The board-level conversation about deepfake fraud risk is not primarily a technology conversation. It is a governance conversation. It concerns whether the organization’s authorization frameworks are adequate for the current threat environment, who is responsible for assessing and addressing that question, and what the organization’s exposure is if the answer turns out to be no.

What Organizational Response Looks Like

Organizations that have begun adjusting their processes in response to synthetic authority fraud have generally moved in a consistent direction: reducing reliance on any single communication channel or sensory signal as the basis for consequential authorization, and building out-of-band verification into the transaction workflow rather than treating it as an optional step.

Pre-established code words for high-value authorization requests represent the simplest version of this approach.
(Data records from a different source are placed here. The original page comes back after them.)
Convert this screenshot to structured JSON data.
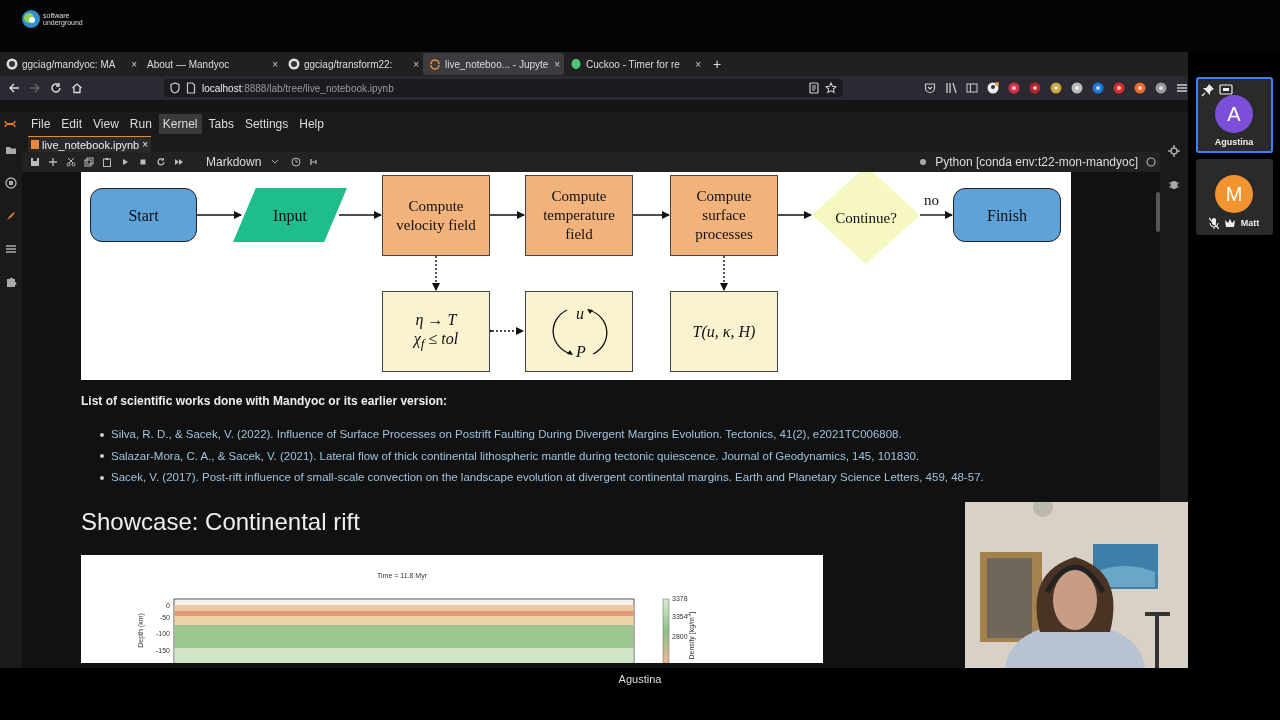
{
  "logo": {
    "lines": [
      "software",
      "underground"
    ]
  },
  "browser": {
    "tabs": [
      {
        "label": "ggciag/mandyoc: MA",
        "kind": "github",
        "close": "×",
        "selected": false
      },
      {
        "label": "About — Mandyoc",
        "kind": "plain",
        "close": "×",
        "selected": false
      },
      {
        "label": "ggciag/transform22:",
        "kind": "github",
        "close": "×",
        "selected": false
      },
      {
        "label": "live_noteboo... - Jupyte",
        "kind": "loading",
        "close": "×",
        "selected": true
      },
      {
        "label": "Cuckoo - Timer for re",
        "kind": "cuckoo",
        "close": "×",
        "selected": false
      }
    ],
    "new_tab": "+",
    "address": {
      "host": "localhost",
      "path": ":8888/lab/tree/live_notebook.ipynb"
    }
  },
  "jupyter": {
    "menu": [
      {
        "label": "File",
        "selected": false
      },
      {
        "label": "Edit",
        "selected": false
      },
      {
        "label": "View",
        "selected": false
      },
      {
        "label": "Run",
        "selected": false
      },
      {
        "label": "Kernel",
        "selected": true
      },
      {
        "label": "Tabs",
        "selected": false
      },
      {
        "label": "Settings",
        "selected": false
      },
      {
        "label": "Help",
        "selected": false
      }
    ],
    "document_tab": {
      "label": "live_notebook.ipynb",
      "close": "×"
    },
    "toolbar": {
      "cell_type": "Markdown",
      "kernel": "Python [conda env:t22-mon-mandyoc]"
    }
  },
  "flowchart": {
    "nodes": [
      {
        "kind": "terminal",
        "text": "Start"
      },
      {
        "kind": "io",
        "text": "Input"
      },
      {
        "kind": "process",
        "text": "Compute velocity field"
      },
      {
        "kind": "process",
        "text": "Compute temperature field"
      },
      {
        "kind": "process",
        "text": "Compute surface processes"
      },
      {
        "kind": "decision",
        "text": "Continue?"
      },
      {
        "kind": "terminal",
        "text": "Finish"
      }
    ],
    "edge_label": "no",
    "subnodes": [
      {
        "kind": "math",
        "lines": [
          "η → T",
          "χ$_{f}$ ≤ tol"
        ]
      },
      {
        "kind": "cycle",
        "lines": [
          "u",
          "P"
        ]
      },
      {
        "kind": "math",
        "lines": [
          "T(u, κ, H)"
        ]
      }
    ]
  },
  "references": {
    "heading": "List of scientific works done with Mandyoc or its earlier version:",
    "items": [
      "Silva, R. D., & Sacek, V. (2022). Influence of Surface Processes on Postrift Faulting During Divergent Margins Evolution. Tectonics, 41(2), e2021TC006808.",
      "Salazar-Mora, C. A., & Sacek, V. (2021). Lateral flow of thick continental lithospheric mantle during tectonic quiescence. Journal of Geodynamics, 145, 101830.",
      "Sacek, V. (2017). Post-rift influence of small-scale convection on the landscape evolution at divergent continental margins. Earth and Planetary Science Letters, 459, 48-57."
    ]
  },
  "section_heading": "Showcase: Continental rift",
  "figure": {
    "title": "Time = 11.8 Myr",
    "ylabel": "Depth (km)",
    "yticks": [
      "0",
      "-50",
      "-100",
      "-150"
    ],
    "colorbar_ticks": [
      "3378",
      "3354",
      "2800"
    ],
    "colorbar_label": "Density [kg/m$^{3}$]"
  },
  "call": {
    "speaker": "Agustina",
    "participants": [
      {
        "initial": "A",
        "name": "Agustina",
        "color": "#7c4fd8",
        "selected": true,
        "kind": "pinned"
      },
      {
        "initial": "M",
        "name": "Matt",
        "color": "#f29430",
        "selected": false,
        "kind": "muted"
      }
    ]
  }
}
A word or phrase agreed upon in advance that must be provided in any request above a certain threshold, through any channel, before the authorization is processed. The code word is not transmissible through a deepfake because the attacker does not know it, and verifying it requires nothing more than asking.

Dual-authorization requirements that specify independent confirmation through a physically separate channel from the one carrying the request add a structural barrier that synthetic media cannot easily bridge. If authorization of a wire transfer requires both a video call and a call-back to a pre-registered number on a separate network, compromising one channel is insufficient.

Training that specifically addresses the ambient trust problem is more effective than training that focuses on detection. Employees cannot reliably detect deepfakes by examining video carefully. They can be trained to treat any request for consequential action as requiring process-based verification regardless of how confident they feel about the identity of the person making it. The process, not the sensory impression, should be the authorization gate.

None of these adjustments is technically complex. They are process changes, not technology deployments. What they require is an organizational decision that the previous framework is no longer adequate, and that the cost of adjusting it is preferable to the cost of finding out it has failed.